Carolyn, Joppa: According to Andy Green's article ('Md. tax reform gains ground'; Dec. 19, 2006), Sen. Ulysses Currie (Prince George's Co.) -- "There's no appetite for it" (raising taxes). "We've got to look first at spending before we take a look at revenues." Cut spending before raising taxes! That should be their mantra.
Nitkin: The prospects for tax increases looks shaky for this year, although there will be a lot of discussion about a $1-a-pack cigarette tax increase. Aides to Gov.-elect Martin O'Malley and legislative leaders are talking about a "comprehensive" solution to a structural budget problem (expenses outpacing revenues) next year, and that could include either new taxes or an expansion of the sales tax base.
As Gov. Robert L. Ehrlich Jr. discovered in facing the last fiscal downturn, it's hard to cut from the state budget. Many programs are mandated. The largest discretionary item is higher education spending -- and many lawmakers want to spend more in that area, not less, to keep tuition down. While the rhetoric of spending cuts and efficiencies sound good on the campaign trail, the reality of making cuts (which really means eliminating jobs, since much of the budget is employee personnel costs) is much more challenging.
David, Berlin: Isn't what the Republicans are stating right off the top, before the legislature even opens, divisive politics doomed to cause gridlock at all costs?
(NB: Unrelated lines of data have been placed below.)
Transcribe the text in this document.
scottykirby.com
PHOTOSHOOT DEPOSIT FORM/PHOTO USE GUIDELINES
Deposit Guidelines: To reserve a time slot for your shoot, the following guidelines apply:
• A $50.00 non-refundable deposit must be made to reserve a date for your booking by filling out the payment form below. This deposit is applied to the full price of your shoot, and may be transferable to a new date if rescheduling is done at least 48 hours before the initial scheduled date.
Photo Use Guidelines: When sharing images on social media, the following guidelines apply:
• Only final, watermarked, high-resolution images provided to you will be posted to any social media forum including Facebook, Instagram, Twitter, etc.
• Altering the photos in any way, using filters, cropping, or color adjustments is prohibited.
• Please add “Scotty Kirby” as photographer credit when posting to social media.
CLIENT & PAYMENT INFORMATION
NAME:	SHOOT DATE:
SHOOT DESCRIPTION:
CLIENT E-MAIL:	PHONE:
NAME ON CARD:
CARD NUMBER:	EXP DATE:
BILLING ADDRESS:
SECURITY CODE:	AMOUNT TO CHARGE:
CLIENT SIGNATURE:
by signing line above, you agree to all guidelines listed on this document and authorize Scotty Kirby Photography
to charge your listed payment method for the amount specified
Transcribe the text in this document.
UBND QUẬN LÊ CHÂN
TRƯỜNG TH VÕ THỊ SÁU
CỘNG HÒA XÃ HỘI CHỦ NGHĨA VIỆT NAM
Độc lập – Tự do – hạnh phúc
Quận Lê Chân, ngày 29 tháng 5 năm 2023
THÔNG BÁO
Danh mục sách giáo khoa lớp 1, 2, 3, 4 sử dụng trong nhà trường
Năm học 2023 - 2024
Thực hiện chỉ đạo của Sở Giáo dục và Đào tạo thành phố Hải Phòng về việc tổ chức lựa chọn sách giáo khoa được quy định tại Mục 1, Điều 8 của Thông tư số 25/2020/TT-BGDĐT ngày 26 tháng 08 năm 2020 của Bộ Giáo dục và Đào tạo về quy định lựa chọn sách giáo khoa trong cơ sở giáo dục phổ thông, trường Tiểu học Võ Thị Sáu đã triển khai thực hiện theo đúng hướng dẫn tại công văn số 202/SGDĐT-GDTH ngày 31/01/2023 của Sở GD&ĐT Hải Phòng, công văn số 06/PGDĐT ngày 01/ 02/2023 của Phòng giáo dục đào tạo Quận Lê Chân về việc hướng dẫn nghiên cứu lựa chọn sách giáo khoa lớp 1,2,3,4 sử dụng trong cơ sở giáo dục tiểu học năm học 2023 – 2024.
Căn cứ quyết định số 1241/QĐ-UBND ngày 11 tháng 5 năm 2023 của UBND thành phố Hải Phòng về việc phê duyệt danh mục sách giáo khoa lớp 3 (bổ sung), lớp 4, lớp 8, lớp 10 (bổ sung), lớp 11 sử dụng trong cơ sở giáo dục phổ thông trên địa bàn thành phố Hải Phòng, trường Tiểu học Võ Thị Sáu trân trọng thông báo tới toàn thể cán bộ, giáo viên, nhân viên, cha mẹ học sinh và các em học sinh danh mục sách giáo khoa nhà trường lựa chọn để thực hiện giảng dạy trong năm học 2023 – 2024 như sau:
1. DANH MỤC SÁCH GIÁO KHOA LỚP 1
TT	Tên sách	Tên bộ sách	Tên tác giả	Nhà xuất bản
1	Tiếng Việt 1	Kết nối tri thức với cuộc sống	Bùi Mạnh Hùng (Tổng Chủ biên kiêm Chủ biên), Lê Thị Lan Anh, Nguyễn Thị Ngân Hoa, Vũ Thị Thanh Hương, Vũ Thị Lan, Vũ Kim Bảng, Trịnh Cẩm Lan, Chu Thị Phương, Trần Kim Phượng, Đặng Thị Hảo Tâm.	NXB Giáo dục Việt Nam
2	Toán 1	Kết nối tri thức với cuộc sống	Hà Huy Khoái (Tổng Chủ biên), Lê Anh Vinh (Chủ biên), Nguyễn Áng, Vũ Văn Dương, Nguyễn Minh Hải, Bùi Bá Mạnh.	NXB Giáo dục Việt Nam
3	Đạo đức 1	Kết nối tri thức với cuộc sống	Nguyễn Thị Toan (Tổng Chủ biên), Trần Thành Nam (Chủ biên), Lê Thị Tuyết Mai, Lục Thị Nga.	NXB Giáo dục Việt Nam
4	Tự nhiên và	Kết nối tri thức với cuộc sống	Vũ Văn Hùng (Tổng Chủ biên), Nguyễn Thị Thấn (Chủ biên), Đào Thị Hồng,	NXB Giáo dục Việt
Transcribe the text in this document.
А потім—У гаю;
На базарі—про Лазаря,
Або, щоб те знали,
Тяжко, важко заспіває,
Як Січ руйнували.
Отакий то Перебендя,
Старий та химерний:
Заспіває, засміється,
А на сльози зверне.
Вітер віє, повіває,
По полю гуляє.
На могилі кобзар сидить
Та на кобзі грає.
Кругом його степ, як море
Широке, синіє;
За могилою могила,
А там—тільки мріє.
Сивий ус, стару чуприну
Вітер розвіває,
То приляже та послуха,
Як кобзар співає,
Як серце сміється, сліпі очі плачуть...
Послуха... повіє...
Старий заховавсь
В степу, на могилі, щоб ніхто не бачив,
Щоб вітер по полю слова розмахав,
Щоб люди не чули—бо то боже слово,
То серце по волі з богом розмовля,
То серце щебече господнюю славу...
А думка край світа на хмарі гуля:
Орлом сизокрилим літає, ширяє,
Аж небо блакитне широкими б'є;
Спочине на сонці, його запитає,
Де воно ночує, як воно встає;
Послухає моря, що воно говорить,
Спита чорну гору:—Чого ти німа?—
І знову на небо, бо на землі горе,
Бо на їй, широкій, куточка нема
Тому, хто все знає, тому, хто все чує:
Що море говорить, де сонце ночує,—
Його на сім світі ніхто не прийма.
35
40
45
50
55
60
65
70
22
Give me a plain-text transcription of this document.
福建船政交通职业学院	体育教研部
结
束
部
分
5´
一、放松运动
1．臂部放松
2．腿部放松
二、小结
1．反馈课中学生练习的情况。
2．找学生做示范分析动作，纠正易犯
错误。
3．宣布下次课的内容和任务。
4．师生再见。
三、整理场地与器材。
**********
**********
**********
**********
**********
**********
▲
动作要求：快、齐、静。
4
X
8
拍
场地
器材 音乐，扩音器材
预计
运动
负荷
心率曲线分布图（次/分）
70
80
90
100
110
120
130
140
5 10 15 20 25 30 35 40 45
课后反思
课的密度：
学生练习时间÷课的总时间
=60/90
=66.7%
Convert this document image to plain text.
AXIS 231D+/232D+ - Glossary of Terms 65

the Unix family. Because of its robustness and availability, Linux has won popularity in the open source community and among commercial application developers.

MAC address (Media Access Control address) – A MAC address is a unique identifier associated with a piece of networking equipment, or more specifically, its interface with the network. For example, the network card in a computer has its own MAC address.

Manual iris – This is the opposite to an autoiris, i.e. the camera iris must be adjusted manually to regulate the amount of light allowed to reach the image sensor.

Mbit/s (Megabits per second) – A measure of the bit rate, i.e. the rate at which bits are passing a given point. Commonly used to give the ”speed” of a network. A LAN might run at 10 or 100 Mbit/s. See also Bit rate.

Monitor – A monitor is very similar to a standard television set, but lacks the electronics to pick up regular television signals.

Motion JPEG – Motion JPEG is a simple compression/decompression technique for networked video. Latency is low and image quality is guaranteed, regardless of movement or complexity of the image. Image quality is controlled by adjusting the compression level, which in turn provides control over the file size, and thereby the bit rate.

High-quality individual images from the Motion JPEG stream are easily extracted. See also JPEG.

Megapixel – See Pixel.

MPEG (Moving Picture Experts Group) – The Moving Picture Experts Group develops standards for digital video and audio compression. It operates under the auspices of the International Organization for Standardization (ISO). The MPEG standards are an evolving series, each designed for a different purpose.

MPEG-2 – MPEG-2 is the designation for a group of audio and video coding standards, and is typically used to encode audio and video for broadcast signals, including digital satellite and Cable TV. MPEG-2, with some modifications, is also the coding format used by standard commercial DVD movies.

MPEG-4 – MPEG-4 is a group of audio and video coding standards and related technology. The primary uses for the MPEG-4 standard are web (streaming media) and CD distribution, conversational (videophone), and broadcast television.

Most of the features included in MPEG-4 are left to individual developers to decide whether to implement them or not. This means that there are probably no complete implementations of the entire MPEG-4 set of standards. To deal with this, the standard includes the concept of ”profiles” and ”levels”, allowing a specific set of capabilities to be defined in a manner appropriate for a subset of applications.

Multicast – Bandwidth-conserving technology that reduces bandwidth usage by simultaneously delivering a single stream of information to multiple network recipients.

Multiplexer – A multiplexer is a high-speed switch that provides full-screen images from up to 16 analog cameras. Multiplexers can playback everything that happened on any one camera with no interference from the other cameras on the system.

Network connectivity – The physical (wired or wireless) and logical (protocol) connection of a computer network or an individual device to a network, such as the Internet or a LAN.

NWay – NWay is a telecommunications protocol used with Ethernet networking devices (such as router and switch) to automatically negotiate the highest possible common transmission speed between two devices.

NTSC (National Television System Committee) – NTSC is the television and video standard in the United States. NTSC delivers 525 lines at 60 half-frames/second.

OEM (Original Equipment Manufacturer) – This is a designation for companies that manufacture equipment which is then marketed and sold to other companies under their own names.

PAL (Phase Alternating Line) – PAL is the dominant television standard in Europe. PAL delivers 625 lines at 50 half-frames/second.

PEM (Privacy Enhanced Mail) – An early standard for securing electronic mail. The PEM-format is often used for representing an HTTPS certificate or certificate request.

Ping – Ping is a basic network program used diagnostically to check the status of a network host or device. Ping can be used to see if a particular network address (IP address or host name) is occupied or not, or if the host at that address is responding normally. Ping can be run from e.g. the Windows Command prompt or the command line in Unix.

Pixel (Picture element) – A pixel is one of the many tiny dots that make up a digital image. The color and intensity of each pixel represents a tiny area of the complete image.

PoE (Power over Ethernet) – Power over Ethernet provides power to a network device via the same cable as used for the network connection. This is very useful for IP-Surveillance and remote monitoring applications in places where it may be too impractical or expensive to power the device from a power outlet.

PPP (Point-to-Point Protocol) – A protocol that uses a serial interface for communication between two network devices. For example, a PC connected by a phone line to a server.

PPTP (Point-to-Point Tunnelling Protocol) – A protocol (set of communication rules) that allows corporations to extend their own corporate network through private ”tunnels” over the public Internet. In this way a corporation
Instead of how best to govern the state in the interest of all Marylanders, they still espouse to divide the deliberations based on party-tics alone. Who cares what party good governance comes from? That's exactly why the former governor is where he is today -- arrogance. He was right, Democrats were wrong, in a Democratic majority state no-less. No wonder nothing gets done.
Nitkin: Actually, Republicans in the legislature -- a shrinking minority after the last election -- don't want gridlock. They've been saying all the right things in recent days and weeks. Republican leaders say they will work with majority Democrats where and when they can, and will stand on principle when they feel that is appropriate. That sounds like the right formula to me. There's a reason there are two major parties (and many people would like even more): voters need a choice.